A Little Raskin: Gelt by Association

A Little Raskin: Gelt by Association

Seattle Jews work for more ethical Hanukkah candy.

The chocolate coins that Jewish parents give their children on Hanukkah can be big or small, and wrapped in silver or gold foil. But almost all gelt is made from chocolate grown by child slaves, Seattle abolitionists say.

According to Robert Breiser, Repair the World director at the University of Washington Hillel, half of the world’s chocolate comes from West Africa, where forced child labor remains a plank in many cocoa plantations’ business plans. The U.S. State Department estimates 100,000 children pick cacao in the Ivory Coast, and 10 percent of them may be enslaved. “I’ve met some of the folks who’ve been enslaved in the chocolate industry, and some of the things they describe are the worst things you can imagine in the world,” Breiser says. “They work 14 to 16 hours a day. They’re made to sleep in the fields, where there are pesticides and dangerous animals. In some cases, the kids are pretty regularly raped.”

Since chocolate manufacturers such as Hershey’s mix cacao from around the world, it’s nearly impossible for fans of conventional chocolate to avoid supporting the child-enslavement system.
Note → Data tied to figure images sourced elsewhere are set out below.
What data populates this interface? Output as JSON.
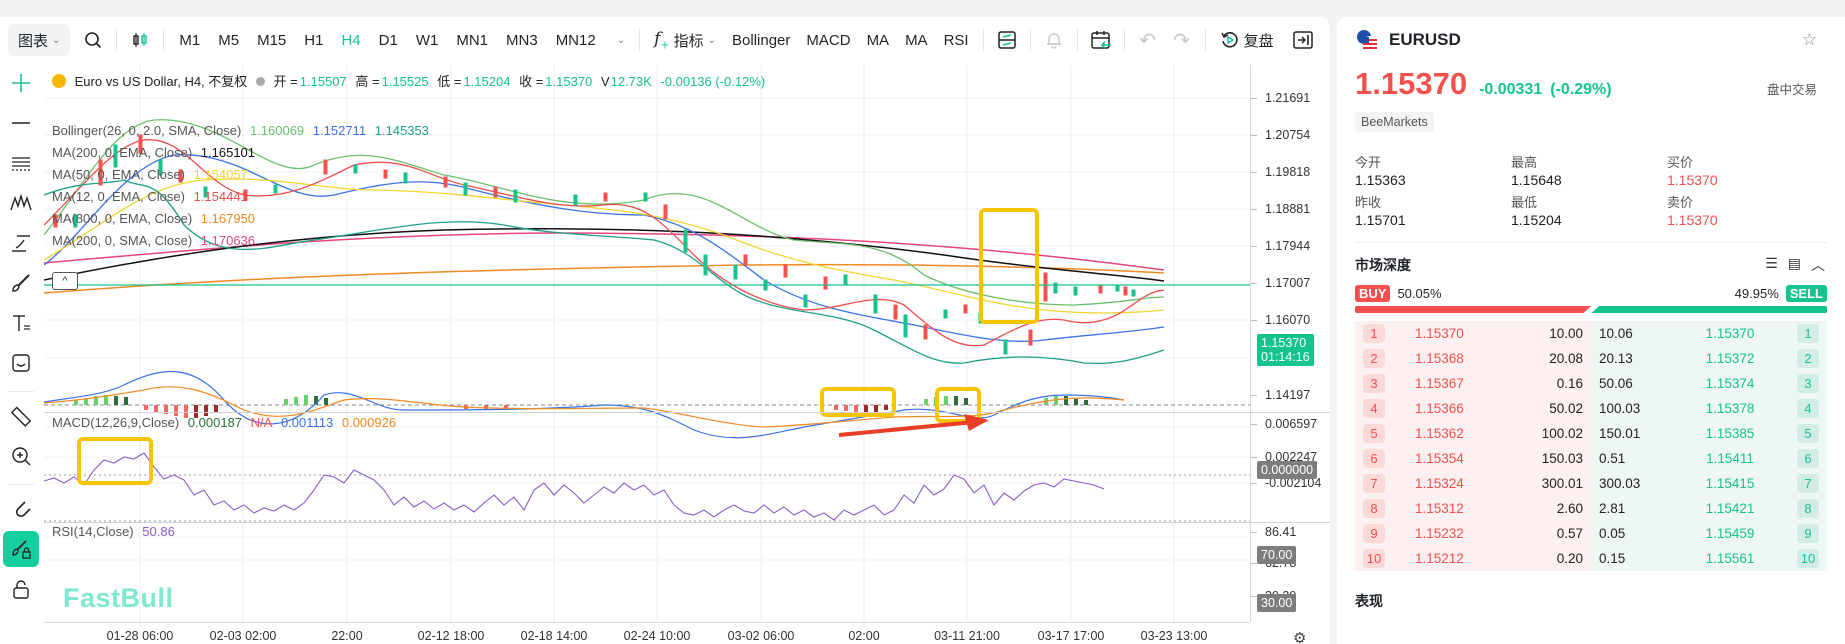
{
  "toolbar": {
    "chart_type_label": "图表",
    "timeframes": [
      "M1",
      "M5",
      "M15",
      "H1",
      "H4",
      "D1",
      "W1",
      "MN1",
      "MN3",
      "MN12"
    ],
    "active_timeframe": "H4",
    "indicators_label": "指标",
    "indicator_shortcuts": [
      "Bollinger",
      "MACD",
      "MA",
      "MA",
      "RSI"
    ],
    "replay_label": "复盘"
  },
  "left_tools": [
    "crosshair",
    "trend-line",
    "horizontal-lines",
    "pattern",
    "arrow-line",
    "brush",
    "text",
    "emoji",
    "ruler",
    "zoom-in",
    "magnet",
    "lock-drawing",
    "unlock"
  ],
  "main_legend": {
    "title": "Euro vs US Dollar, H4, 不复权",
    "open_label": "开 =",
    "open": "1.15507",
    "high_label": "高 =",
    "high": "1.15525",
    "low_label": "低 =",
    "low": "1.15204",
    "close_label": "收 =",
    "close": "1.15370",
    "volume_label": "V",
    "volume": "12.73K",
    "change": "-0.00136 (-0.12%)"
  },
  "indicators": [
    {
      "label": "Bollinger(26, 0, 2.0, SMA, Close)",
      "values": [
        {
          "v": "1.160069",
          "color": "#6cbf6c"
        },
        {
          "v": "1.152711",
          "color": "#3b72e8"
        },
        {
          "v": "1.145353",
          "color": "#1fa08a"
        }
      ]
    },
    {
      "label": "MA(200, 0, EMA, Close)",
      "values": [
        {
          "v": "1.165101",
          "color": "#111111"
        }
      ]
    },
    {
      "label": "MA(50, 0, EMA, Close)",
      "values": [
        {
          "v": "1.154057",
          "color": "#f2d531"
        }
      ]
    },
    {
      "label": "MA(12, 0, EMA, Close)",
      "values": [
        {
          "v": "1.154441",
          "color": "#ef4d4d"
        }
      ]
    },
    {
      "label": "MA(800, 0, EMA, Close)",
      "values": [
        {
          "v": "1.167950",
          "color": "#f08a24"
        }
      ]
    },
    {
      "label": "MA(200, 0, SMA, Close)",
      "values": [
        {
          "v": "1.170636",
          "color": "#e7467c"
        }
      ]
    }
  ],
  "price_axis": {
    "ticks": [
      "1.21691",
      "1.20754",
      "1.19818",
      "1.18881",
      "1.17944",
      "1.17007",
      "1.16070",
      "1.14197"
    ],
    "current_price": "1.15370",
    "countdown": "01:14:16"
  },
  "macd": {
    "label": "MACD(12,26,9,Close)",
    "hist": "0.000187",
    "na": "N/A",
    "macd": "0.001113",
    "signal": "0.000926",
    "ticks": [
      "0.006597",
      "0.002247",
      "-0.002104"
    ],
    "zero_tag": "0.000000"
  },
  "rsi": {
    "label": "RSI(14,Close)",
    "value": "50.86",
    "ticks": [
      "86.41",
      "62.78",
      "39.39"
    ],
    "upper_tag": "70.00",
    "lower_tag": "30.00"
  },
  "time_axis": [
    "01-28 06:00",
    "02-03 02:00",
    "22:00",
    "02-12 18:00",
    "02-18 14:00",
    "02-24 10:00",
    "03-02 06:00",
    "02:00",
    "03-11 21:00",
    "03-17 17:00",
    "03-23 13:00"
  ],
  "watermark": "FastBull",
  "colors": {
    "up": "#14c38e",
    "down": "#f4504e",
    "accent": "#14d0a0",
    "highlight": "#f7c400"
  },
  "side": {
    "symbol": "EURUSD",
    "price": "1.15370",
    "change": "-0.00331",
    "change_pct": "(-0.29%)",
    "session": "盘中交易",
    "broker": "BeeMarkets",
    "stats": [
      {
        "label": "今开",
        "value": "1.15363",
        "red": false
      },
      {
        "label": "最高",
        "value": "1.15648",
        "red": false
      },
      {
        "label": "买价",
        "value": "1.15370",
        "red": true
      },
      {
        "label": "昨收",
        "value": "1.15701",
        "red": false
      },
      {
        "label": "最低",
        "value": "1.15204",
        "red": false
      },
      {
        "label": "卖价",
        "value": "1.15370",
        "red": true
      }
    ],
    "depth_title": "市场深度",
    "buy_label": "BUY",
    "buy_pct": "50.05%",
    "sell_label": "SELL",
    "sell_pct": "49.95%",
    "bids": [
      {
        "i": "1",
        "p": "1.15370",
        "q": "10.00"
      },
      {
        "i": "2",
        "p": "1.15368",
        "q": "20.08"
      },
      {
        "i": "3",
        "p": "1.15367",
        "q": "0.16"
      },
      {
        "i": "4",
        "p": "1.15366",
        "q": "50.02"
      },
      {
        "i": "5",
        "p": "1.15362",
        "q": "100.02"
      },
      {
        "i": "6",
        "p": "1.15354",
        "q": "150.03"
      },
      {
        "i": "7",
        "p": "1.15324",
        "q": "300.01"
      },
      {
        "i": "8",
        "p": "1.15312",
        "q": "2.60"
      },
      {
        "i": "9",
        "p": "1.15232",
        "q": "0.57"
      },
      {
        "i": "10",
        "p": "1.15212",
        "q": "0.20"
      }
    ],
    "asks": [
      {
        "i": "1",
        "p": "1.15370",
        "q": "10.06"
      },
      {
        "i": "2",
        "p": "1.15372",
        "q": "20.13"
      },
      {
        "i": "3",
        "p": "1.15374",
        "q": "50.06"
      },
      {
        "i": "4",
        "p": "1.15378",
        "q": "100.03"
      },
      {
        "i": "5",
        "p": "1.15385",
        "q": "150.01"
      },
      {
        "i": "6",
        "p": "1.15411",
        "q": "0.51"
      },
      {
        "i": "7",
        "p": "1.15415",
        "q": "300.03"
      },
      {
        "i": "8",
        "p": "1.15421",
        "q": "2.81"
      },
      {
        "i": "9",
        "p": "1.15459",
        "q": "0.05"
      },
      {
        "i": "10",
        "p": "1.15561",
        "q": "0.15"
      }
    ],
    "next_section": "表现"
  }
}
Yet major chocolate companies have thus far resisted calls for reform, repeatedly denying knowledge of abuses and delaying the creation of a certification system for cocoa plantations. One of the few successful ethical chocolate-awareness campaigns was staged in Australia, where a children’s boycott of slave-made chocolate persuaded Cadbury to begin producing fair-trade treats.

Closer to home, the human-rights organization Global Exchange is sponsoring its fifth annual Reverse Trick-or-Treating program, in which participants are asked to swap fair-trade chocolate for the Tootsie Rolls, Reese’s peanut butter cups, and other questionable candies they’re offered on Halloween. And in Seattle, a group of Jewish activists are hoping to incubate a national movement promoting fair-trade Hanukkah gelt.

Currently, only two companies— California’s Sweet Earth Organic Chocolates and Divine Chocolate, based in London—produce fair-trade Hanukkah gelt, but Breiser says they can’t keep up with demand. Members of The Kavana Cooperative and the University of Washington Hillel are now trying to persuade Theo Chocolate to join the ranks of fair-trade gelt makers. If more fair-trade gelt was available, Breiser says, more Jews could celebrate the holiday without propping up child exploitation. But with Hanukkah less than two months away, Theo hasn’t made any gelt-related commitments. A spokesperson for the company did not return multiple attempts to obtain a comment.